PUPILS at a Pensnett school who were told it would cost a staggering £2,000 to send books to poor youngsters in Africa have finally had them shipped after an Oldbury company stepped in to provide a fairytale happy ending.

Students at Pensnett High School started the Books for Africa project in 2008 after their student development officer, Kath Cooper, returned from a 15- day trip to Tanzania.

Kath was part of a small team from Kingswinford Christian Centre which went to Africa in August 2008 and during the missionary trip, visited two schools, Balili-Dar-Es-Sallam and Eure’s Day Care Centre.

However, during the visit, Kath was struck by their lack of books and vowed to do all she could to help.

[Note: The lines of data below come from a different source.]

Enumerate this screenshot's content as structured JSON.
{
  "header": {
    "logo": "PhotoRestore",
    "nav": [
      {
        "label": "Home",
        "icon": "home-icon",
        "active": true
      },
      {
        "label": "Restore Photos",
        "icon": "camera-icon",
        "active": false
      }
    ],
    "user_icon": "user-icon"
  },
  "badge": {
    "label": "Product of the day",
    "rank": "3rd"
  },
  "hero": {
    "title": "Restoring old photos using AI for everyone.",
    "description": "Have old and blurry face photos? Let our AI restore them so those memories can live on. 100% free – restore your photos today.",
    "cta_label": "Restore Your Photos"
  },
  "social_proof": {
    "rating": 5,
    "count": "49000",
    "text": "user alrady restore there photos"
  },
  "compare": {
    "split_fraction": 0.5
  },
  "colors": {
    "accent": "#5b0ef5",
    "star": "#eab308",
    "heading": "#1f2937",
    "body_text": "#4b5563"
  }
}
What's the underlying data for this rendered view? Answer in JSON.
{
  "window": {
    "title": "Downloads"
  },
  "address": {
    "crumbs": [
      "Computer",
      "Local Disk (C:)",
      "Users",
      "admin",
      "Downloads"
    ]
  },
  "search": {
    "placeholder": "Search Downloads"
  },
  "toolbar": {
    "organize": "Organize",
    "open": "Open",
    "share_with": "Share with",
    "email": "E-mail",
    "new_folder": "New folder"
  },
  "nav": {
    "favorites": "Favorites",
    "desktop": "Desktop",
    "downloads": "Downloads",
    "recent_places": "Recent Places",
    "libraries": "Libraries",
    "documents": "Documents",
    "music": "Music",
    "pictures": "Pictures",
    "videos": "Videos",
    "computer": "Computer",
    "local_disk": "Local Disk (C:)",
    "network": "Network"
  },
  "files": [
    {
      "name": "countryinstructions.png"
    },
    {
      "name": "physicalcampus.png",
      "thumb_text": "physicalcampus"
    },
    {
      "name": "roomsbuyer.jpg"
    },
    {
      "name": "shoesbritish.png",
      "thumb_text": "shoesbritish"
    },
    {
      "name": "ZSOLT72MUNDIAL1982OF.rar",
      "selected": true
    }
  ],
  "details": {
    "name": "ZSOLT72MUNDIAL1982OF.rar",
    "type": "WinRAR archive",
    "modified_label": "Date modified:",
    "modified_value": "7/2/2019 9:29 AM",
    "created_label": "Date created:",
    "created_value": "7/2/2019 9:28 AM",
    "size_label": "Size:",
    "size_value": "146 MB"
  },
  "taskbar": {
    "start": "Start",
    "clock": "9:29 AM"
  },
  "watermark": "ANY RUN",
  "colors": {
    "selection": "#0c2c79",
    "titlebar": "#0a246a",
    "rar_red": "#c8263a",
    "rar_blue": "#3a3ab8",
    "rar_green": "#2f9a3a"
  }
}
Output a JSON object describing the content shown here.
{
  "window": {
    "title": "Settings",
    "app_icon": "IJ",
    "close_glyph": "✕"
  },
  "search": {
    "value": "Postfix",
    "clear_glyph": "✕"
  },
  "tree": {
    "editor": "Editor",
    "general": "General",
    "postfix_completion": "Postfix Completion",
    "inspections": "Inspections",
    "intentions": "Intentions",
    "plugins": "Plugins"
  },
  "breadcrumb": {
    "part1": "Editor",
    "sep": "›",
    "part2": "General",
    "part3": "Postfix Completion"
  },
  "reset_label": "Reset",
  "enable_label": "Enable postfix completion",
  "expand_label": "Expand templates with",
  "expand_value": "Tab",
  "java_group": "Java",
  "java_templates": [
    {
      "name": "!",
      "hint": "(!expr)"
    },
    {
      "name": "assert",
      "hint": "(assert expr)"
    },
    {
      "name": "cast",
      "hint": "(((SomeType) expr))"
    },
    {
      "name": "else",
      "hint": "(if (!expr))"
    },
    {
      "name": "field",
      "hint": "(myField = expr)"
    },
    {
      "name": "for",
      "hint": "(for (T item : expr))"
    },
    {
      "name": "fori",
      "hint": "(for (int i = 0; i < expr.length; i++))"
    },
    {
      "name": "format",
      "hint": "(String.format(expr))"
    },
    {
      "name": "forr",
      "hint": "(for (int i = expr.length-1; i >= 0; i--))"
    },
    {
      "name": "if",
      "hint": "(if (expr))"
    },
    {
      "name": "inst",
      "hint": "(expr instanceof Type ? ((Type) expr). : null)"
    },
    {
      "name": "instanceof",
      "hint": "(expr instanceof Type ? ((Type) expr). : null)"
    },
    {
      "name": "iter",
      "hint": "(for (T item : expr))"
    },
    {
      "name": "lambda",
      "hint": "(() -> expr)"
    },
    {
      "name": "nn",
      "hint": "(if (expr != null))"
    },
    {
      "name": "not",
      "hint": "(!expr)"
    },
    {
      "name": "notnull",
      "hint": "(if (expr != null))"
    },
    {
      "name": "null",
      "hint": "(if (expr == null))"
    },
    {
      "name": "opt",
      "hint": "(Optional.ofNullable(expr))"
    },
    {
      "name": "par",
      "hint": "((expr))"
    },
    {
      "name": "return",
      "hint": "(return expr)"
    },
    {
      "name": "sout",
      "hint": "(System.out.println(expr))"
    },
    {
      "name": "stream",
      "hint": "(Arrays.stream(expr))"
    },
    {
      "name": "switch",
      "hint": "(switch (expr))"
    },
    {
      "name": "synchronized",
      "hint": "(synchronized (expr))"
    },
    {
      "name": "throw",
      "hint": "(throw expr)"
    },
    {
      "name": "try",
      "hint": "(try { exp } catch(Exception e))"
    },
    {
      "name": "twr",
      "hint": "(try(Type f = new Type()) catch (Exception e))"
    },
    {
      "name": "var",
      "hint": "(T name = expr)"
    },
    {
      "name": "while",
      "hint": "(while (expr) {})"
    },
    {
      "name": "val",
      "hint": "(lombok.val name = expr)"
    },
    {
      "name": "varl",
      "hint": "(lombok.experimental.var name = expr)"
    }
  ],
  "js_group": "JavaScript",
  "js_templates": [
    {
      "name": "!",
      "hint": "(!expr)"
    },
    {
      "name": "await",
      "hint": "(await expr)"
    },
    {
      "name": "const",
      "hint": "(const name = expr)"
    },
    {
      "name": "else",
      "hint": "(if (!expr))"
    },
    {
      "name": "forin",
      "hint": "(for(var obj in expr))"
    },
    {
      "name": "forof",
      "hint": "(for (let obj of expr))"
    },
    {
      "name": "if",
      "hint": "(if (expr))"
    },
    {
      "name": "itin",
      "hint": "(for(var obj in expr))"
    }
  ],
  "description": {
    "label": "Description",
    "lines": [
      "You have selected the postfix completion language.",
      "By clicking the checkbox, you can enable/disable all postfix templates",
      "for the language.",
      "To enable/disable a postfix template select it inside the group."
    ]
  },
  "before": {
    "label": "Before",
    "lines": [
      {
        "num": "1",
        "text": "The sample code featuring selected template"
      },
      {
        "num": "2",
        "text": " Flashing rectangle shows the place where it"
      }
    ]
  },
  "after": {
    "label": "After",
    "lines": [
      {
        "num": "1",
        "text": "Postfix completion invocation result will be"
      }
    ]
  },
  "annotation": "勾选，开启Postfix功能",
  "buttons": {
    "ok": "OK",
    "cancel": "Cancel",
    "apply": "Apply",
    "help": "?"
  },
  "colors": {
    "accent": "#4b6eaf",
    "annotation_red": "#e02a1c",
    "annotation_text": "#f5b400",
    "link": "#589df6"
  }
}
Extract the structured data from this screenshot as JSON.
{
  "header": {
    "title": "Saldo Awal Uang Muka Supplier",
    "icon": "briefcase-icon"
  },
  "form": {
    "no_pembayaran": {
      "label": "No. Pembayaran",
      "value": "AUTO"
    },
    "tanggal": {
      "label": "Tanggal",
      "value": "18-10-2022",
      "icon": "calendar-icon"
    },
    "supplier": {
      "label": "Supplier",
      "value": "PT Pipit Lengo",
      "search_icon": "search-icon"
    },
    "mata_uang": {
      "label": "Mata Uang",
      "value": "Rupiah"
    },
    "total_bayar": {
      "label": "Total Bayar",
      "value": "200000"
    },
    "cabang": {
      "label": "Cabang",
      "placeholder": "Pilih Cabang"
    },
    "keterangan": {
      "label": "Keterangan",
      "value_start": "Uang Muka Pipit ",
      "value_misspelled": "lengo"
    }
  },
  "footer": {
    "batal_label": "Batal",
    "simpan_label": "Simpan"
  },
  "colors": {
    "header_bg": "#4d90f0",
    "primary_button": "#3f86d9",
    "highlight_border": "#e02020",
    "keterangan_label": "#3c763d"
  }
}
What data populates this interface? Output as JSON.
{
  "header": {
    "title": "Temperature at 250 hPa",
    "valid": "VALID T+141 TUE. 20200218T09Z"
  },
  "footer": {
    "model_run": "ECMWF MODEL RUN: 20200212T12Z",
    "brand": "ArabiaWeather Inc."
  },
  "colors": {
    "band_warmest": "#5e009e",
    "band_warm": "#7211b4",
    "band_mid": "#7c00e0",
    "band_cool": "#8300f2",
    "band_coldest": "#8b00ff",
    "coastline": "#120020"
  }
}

Once back at the Tiled House Lane school, the children and teachers donated hundreds of books to send to the two schools.

But with more than 60 boxes of text and reading books ready to be sent to the Third World country, Kath was told it would cost over £2,000 to deliver to those particular schools.

An urgent fundraising appeal to cover the postage costs was launched with fundraising auctions and mufti days held, before the school appealed for help from Dudley News readers.

The story was read by Stephanie Harris, an accounts assistant at IPU Group, an industrial engineering company based in Oldbury.

The 32 year old from Amblecote said: “I saw the story and thought that £2,000 was very excessive for something to go to Africa.

“I went into work and spoke to my financial director, who was quite happy for me to use my contacts to see if we could get a lower price for them.

“We got a couple of quotes and went with the one who said they were happy to waive all the extra costs.”

She added: “We are a company which prides itself on being fair and honest so we were glad we could follow our values and help out the school.”

And staff and pupils were delighted to wave off more than 100 boxes of books destined for the two African schools, thanks to help from Chambers and Cook Freight Limited of Birmingham, who agreed to deliver the books for just over £650 – a far cry from the original amount.

Kath said: “It was quite emotional to see them go. I am so happy they are going to the schools we wanted them to go to.

“We had raised about £300 towards the cost and the school donated the rest of the amount, which was brilliant.

“I just can’t believe they have gone. I am so grateful to everybody’s help. It has given me a lot of faith in human nature, that people can respond to something which means nothing to them but everything to somebody else.”